Any help is greatly appreciated. Thank you.
Let $X$ be the random number of heads, thus $$X \sim \operatorname{Binomial}(n = 10^4, p = 1/2).$$ We want to find $m > 0$ such that $$\Pr[5000 - m \le X \le 5000 + m] \approx 2/3.$$ To this end, a normal approximation to the binomial distribution is as follows. Let $$Y \sim \operatorname{Normal}(\mu = np = 5000, \sigma^2 = np(1-p) = 2500).$$ Then $Y$ has the same mean and variance as $X$, and we compute $$\begin{align*} \frac{2}{3} &= \Pr[5000 - m \le X \le 5000 + m] \\ &\approx \Pr[5000 - m \le Y \le 5000 + m] \\ &= \Pr\left[\frac{5000 - m - \mu}{\sigma} \le \frac{Y - \mu}{\sigma} \le \frac{5000 + m - \mu}{\sigma}\right] \\ &= \Pr\left[-\frac{m}{50} \le Z \le \frac{m}{50}\right], \end{align*}$$ where $Z \sim \operatorname{Normal}(0,1)$ is a standard normal random variable. Because $Z$ is symmetric about $0$, we may also write the above as $$\frac{1}{6} = \Pr\left[Z \le -\frac{m}{50}\right] = \Phi(-m/50)$$ where $\Phi$ is the CDF of the standard normal distribution. Why? Because if the probability in between $[-m/50, m/50]$ is $2/3$, then the complement is $1/3$, but the tails are equal on each side, so we divide by $2$. Another way to think about it is $$\Pr[Z < -m/50] + \Pr[-m/50 \le Z \le m/50] + \Pr[Z > m/50] = 1,$$ but the first and last terms are equal, and the middle term is $2/3$. Now we can look up $z$-scores in a table, looking for a value as close to $1/6$ as possible; or we can use a computer or calculator. In Wolfram Alpha, we type
Quantile[NormalDistribution[0,1], 0.16666667]which returns $-0.967422$, meaning $$-\frac{m}{50} \approx -0.967422,$$ or $$m \approx 48.3711.$$ Rounding gives $m = 48$.Using a computer to calculate the binomial distribution directly, the probability for $m = 48$ is $$\Pr[4952 \le X \le 5048] \approx 0.667953269213495176619538346781\ldots,$$ which overshoots a bit. But if we choose $m = 47$, we get $$\Pr[4953 \le X \le 5047] \approx 0.657887354638670318462884597981\ldots,$$ which is farther away from $2/3$ than when we used $m = 48$.

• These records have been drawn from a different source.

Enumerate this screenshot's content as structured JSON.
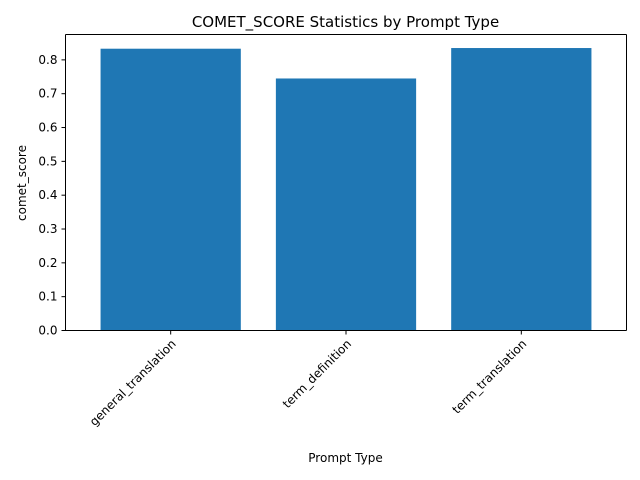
{
  "chart_data": {
    "type": "bar",
    "title": "COMET_SCORE Statistics by Prompt Type",
    "xlabel": "Prompt Type",
    "ylabel": "comet_score",
    "categories": [
      "general_translation",
      "term_definition",
      "term_translation"
    ],
    "values": [
      0.833,
      0.745,
      0.835
    ],
    "ylim": [
      0,
      0.875
    ],
    "yticks": [
      "0.0",
      "0.1",
      "0.2",
      "0.3",
      "0.4",
      "0.5",
      "0.6",
      "0.7",
      "0.8"
    ],
    "bar_color": "#1f77b4",
    "grid": false
  }
}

To be accurate, we should use continuity correction, namely $$\frac{2}{3} \approx \Pr\left[\frac{5000-m-\mu-0.5}{\sigma} \le \frac{Y - \mu}{\sigma} \le \frac{500+m-\mu+0.5}{\sigma}\right],$$ which gives $m \approx 47.87$, which when rounded gives $m = 48$ as before.